Я повернулся и вышел в коридор. На него надели шинель, и он молча застучал костылями по коридору и ушел, бросив рубль сторожу Григорьичу, который запер за ним дверь.
На другой день пристав, театрал и приятель В. П. Далматова, которому тот рассказал о вчерашнем, сказал, что это был драгунский юнкер Владимир Бестужев, который, вернувшись с войны, пропивает свое имение, и что сегодня его губернатор уже выслал из Пензы за целый ряд буйств и безобразий.
Пристав уже раньше знал все происшествие от буфетчика Руммеля, который также рассказал обо всем в гостинице Варецова, где жил юнкер.
Все подробности этого события дошли и до В. Н. Бестужева, который собрался идти и пристрелить актера Сологуба, так его осрамившего, но в это время пришла полиция и, не выпуская на улицу, выпроводила его из Пензы. Таково было наше первое знакомство.
После закрытия газеты В. Н. Бестужев, как я уже сказал, словно в воду канул.
Прошло много лет. В. М. Дорошевич стал знаменитостью, и наши отношения обратились в теплую и долгую дружбу. Он совершил свою блестящую поездку на Сахалин и, вернувшись в Москву, первым делом приехал ко мне:
– А тебе я с Сахалина поклон привез от приятеля.
– От доктора Лобаса? – я находился с ним в переписке по поводу его кружка на Сахалине «Помощь каторге».
– Что Лобас! От Володи Бестужева! Только о тебе и говорил, вспоминал, как ты ему в Пензе клочку задал.

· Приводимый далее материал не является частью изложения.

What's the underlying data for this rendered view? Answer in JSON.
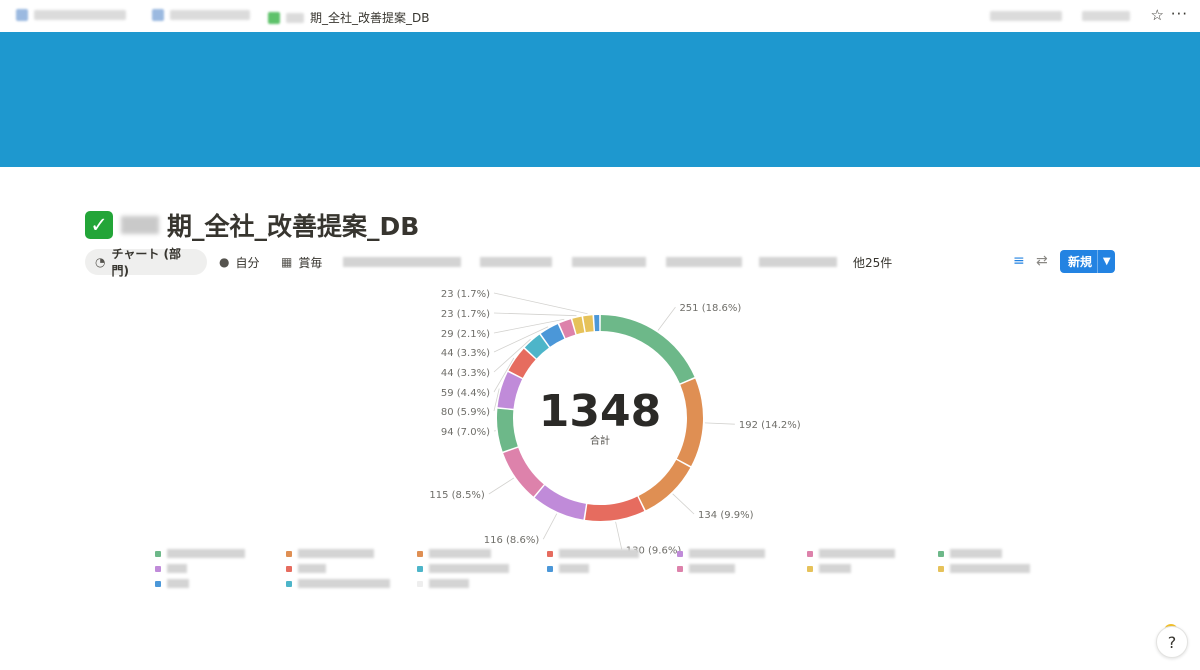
{
  "topbar": {
    "page_title": "期_全社_改善提案_DB"
  },
  "page": {
    "title": "期_全社_改善提案_DB"
  },
  "views": {
    "active_label": "チャート (部門)",
    "tab2_label": "自分",
    "tab3_label": "賞毎",
    "more_label": "他25件",
    "new_label": "新規"
  },
  "colors": {
    "cover": "#1e98cf",
    "accent": "#2383e2"
  },
  "chart_data": {
    "type": "pie",
    "style": "donut",
    "center_total": "1348",
    "center_label": "合計",
    "slices": [
      {
        "value": 251,
        "label": "251 (18.6%)",
        "color": "#6db889"
      },
      {
        "value": 192,
        "label": "192 (14.2%)",
        "color": "#df8f53"
      },
      {
        "value": 134,
        "label": "134 (9.9%)",
        "color": "#df8f53"
      },
      {
        "value": 130,
        "label": "130 (9.6%)",
        "color": "#e66c5f"
      },
      {
        "value": 116,
        "label": "116 (8.6%)",
        "color": "#c08bd9"
      },
      {
        "value": 115,
        "label": "115 (8.5%)",
        "color": "#dd82ab"
      },
      {
        "value": 94,
        "label": "94 (7.0%)",
        "color": "#6db889"
      },
      {
        "value": 80,
        "label": "80 (5.9%)",
        "color": "#c08bd9"
      },
      {
        "value": 59,
        "label": "59 (4.4%)",
        "color": "#e66c5f"
      },
      {
        "value": 44,
        "label": "44 (3.3%)",
        "color": "#4db5c9"
      },
      {
        "value": 44,
        "label": "44 (3.3%)",
        "color": "#4b97d8"
      },
      {
        "value": 29,
        "label": "29 (2.1%)",
        "color": "#dd82ab"
      },
      {
        "value": 23,
        "label": "23 (1.7%)",
        "color": "#e6c25a"
      },
      {
        "value": 23,
        "label": "23 (1.7%)",
        "color": "#e6c25a"
      },
      {
        "value": 14,
        "label": "",
        "color": "#4b97d8"
      }
    ]
  },
  "legend_colors": [
    "#6db889",
    "#c08bd9",
    "#4b97d8",
    "#df8f53",
    "#e66c5f",
    "#4db5c9",
    "#df8f53",
    "#4db5c9",
    "#eeeeee",
    "#e66c5f",
    "#4b97d8",
    "#c08bd9",
    "#dd82ab",
    "#dd82ab",
    "#e6c25a",
    "#6db889",
    "#e6c25a"
  ]
}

Оказалось, что В. Н. Бестужев очутился на Сахалине в должности смотрителя каторжной тюрьмы и бил каторжников смертным боем – и при этом уверял всех и был сам глубоко уверен, что он лучший из сахалинских тюремщиков.
Каторга звала его:
– Атаман Буря.
В конце концов он попал под суд за зверства, растраты, пьянство, но не дождался суда: умер от разрыва сердца в камере следователя перед допросом.
На плотах
Лед прошел. Вода на Москве-реке стала сбывать, а площади низин все еще были залиты на далекое пространство. По более высоким берегам синелись на черном иле надвинутые одна на другую и забытые водопольем льдины; по оврагам в виде громадных спящих чудовищ лежал снег, а на обрывах на коричневом фоне старой травы просвечивали зеленоватые пятнышки и оживляли мертвые обрывы. Река ожила. Серые чайки парили над водой, с трудом рассматривая в желтой ряби стальную полоску, камнем бросались за добычей, хлопали по воде крыльями, и трепещущая стальная полоска, извиваясь, блестела в их изгогнутых клювах.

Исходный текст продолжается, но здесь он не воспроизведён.